Now you should be able to migrate the gateway interfaces one at a time deleting from existing and adding to the SRX in a brief maintenance window with testing afterwards.  Rollback is simple if there are issues.

Thank you all for your helpful replies.

@spuluka, your outline of how we should proceed is actually the option that we are currently pursuing.

What prompted this question was a problem I ran into while attempting to implement this, and I'm not sure what I'm missing.

• In our configuration on the SRX, I have set up an IRB (irb.1044) with an IP of 10.10.44.1/24 and I have assigned this IRB to VLAN 1044 (named Test) as an l3-interface.
• Added VLAN 1044 to all SRX trunk ports
• Added VLAN 1044 to all switches, and added this VLAN to old router (router on a stick)
• Added a static route for 10.10.44.0/24 to our old router, to route to 10.10.44.1

I assumed that when I logged on to one of the switches, and pinged 10.10.44.1 then the SRX would respond, but it doesn't, so clearly I'm missing something.

Thank you for your assistance here.

-AV

The key is that the link between the old and new router should be separate from the downstream routing as a point to point link.  This prevents asymmetrical routing occuring.

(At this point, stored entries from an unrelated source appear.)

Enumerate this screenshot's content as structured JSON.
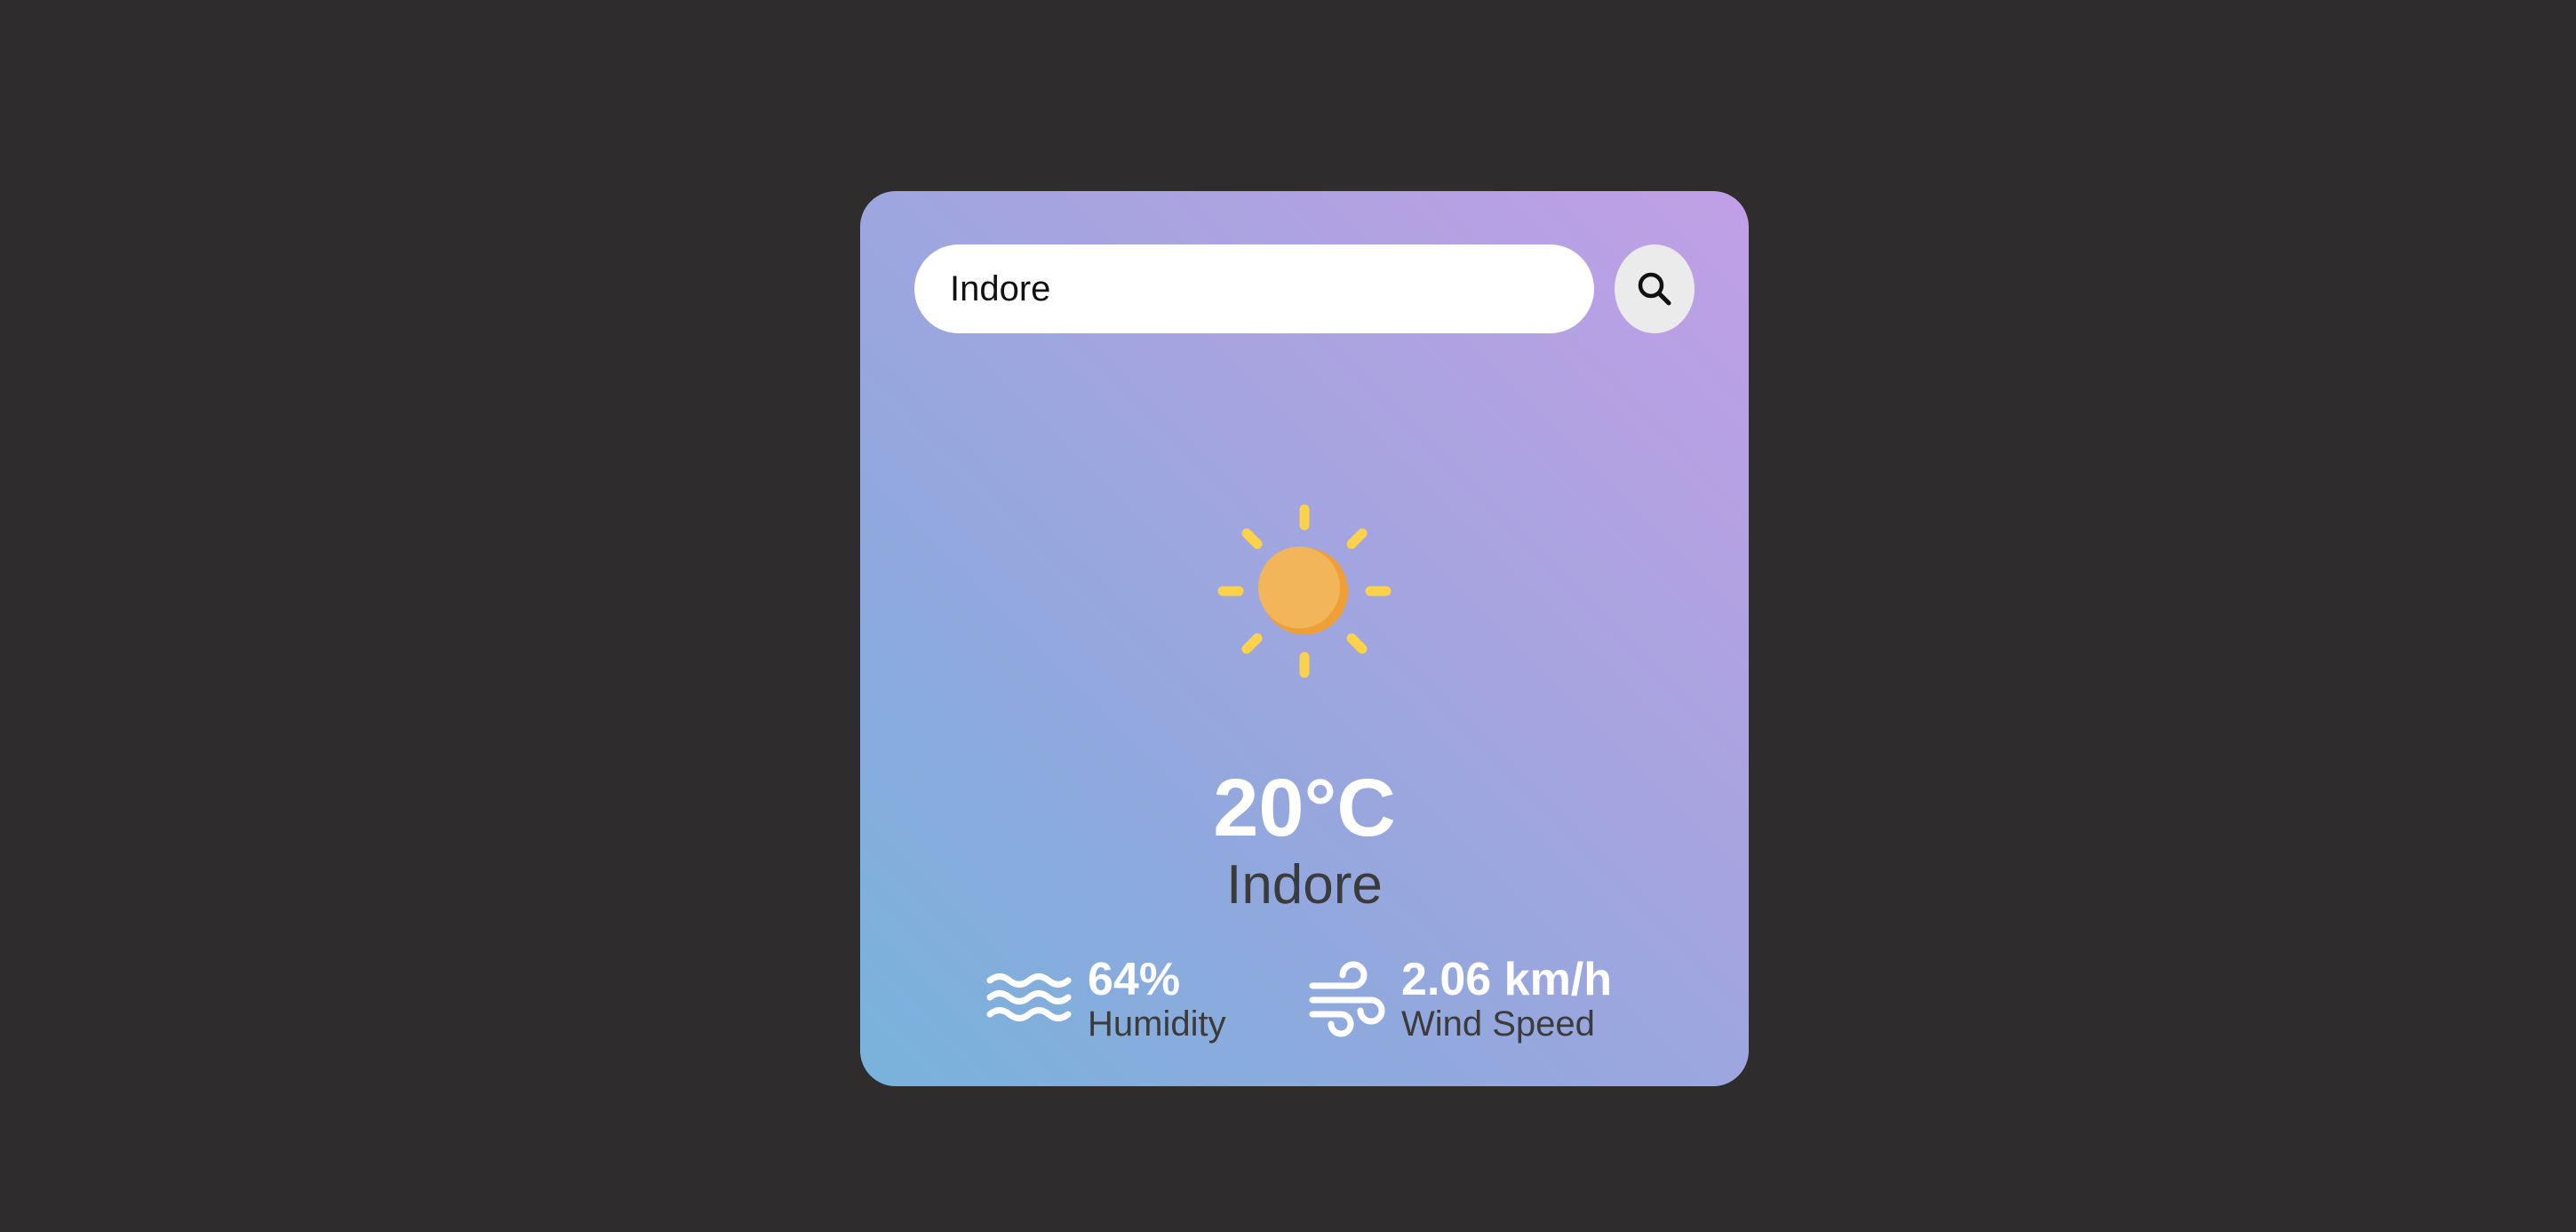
{
  "search": {
    "value": "Indore",
    "button_icon": "search-icon"
  },
  "weather": {
    "condition_icon": "sun-icon",
    "temperature": "20°C",
    "city": "Indore"
  },
  "details": {
    "humidity": {
      "icon": "waves-icon",
      "value": "64%",
      "label": "Humidity"
    },
    "wind": {
      "icon": "wind-icon",
      "value": "2.06 km/h",
      "label": "Wind Speed"
    }
  },
  "colors": {
    "page_background": "#2e2c2d",
    "card_gradient_start": "#c19fe6",
    "card_gradient_end": "#78b3dc",
    "sun_core": "#f3b352",
    "sun_rays": "#fbd249",
    "primary_text": "#ffffff",
    "secondary_text": "#3b3b3b"
  }
}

SRX   10.10.44.1 ---10.10.44.2 Router

|.                                                       |

lana.                                                lanb

10.1.1.0/24.                               10.1.2.0/24

The routes are SRX has 10.1.2.0/24 > 10.10.44.2

router has 10.1.1.0/24 > 10.10.44.1

The 10.10.44.0/24 network is local on both routers.

Thank you, Steve.

Can you clarify a couple of things?

First, could you clarify "downstream routing?"

Second, could you clarify the IP addressing and routing of LAN A and LAN B?  I'm not clear on the example.  Perhaps that's because in our old routing system, we have a router-on-a-stick configuration, and the inter-VLAN routing is automatically done.

Thank you.

-AV

Sorry for the confusion.

Upstream is connections facing the internet

Downstream are connections interally facing for routing

The downstream sample addresses I provided are made up.  They would represent two of your existing subnets one connected to the current router the other moved to the SRX.

The link between the two routers (which can be a vlan sharing the same port as those downstream links) passes traffic between the two routers.  The static routes point to the other router to send traffic where the gateway is not local to the assigned router.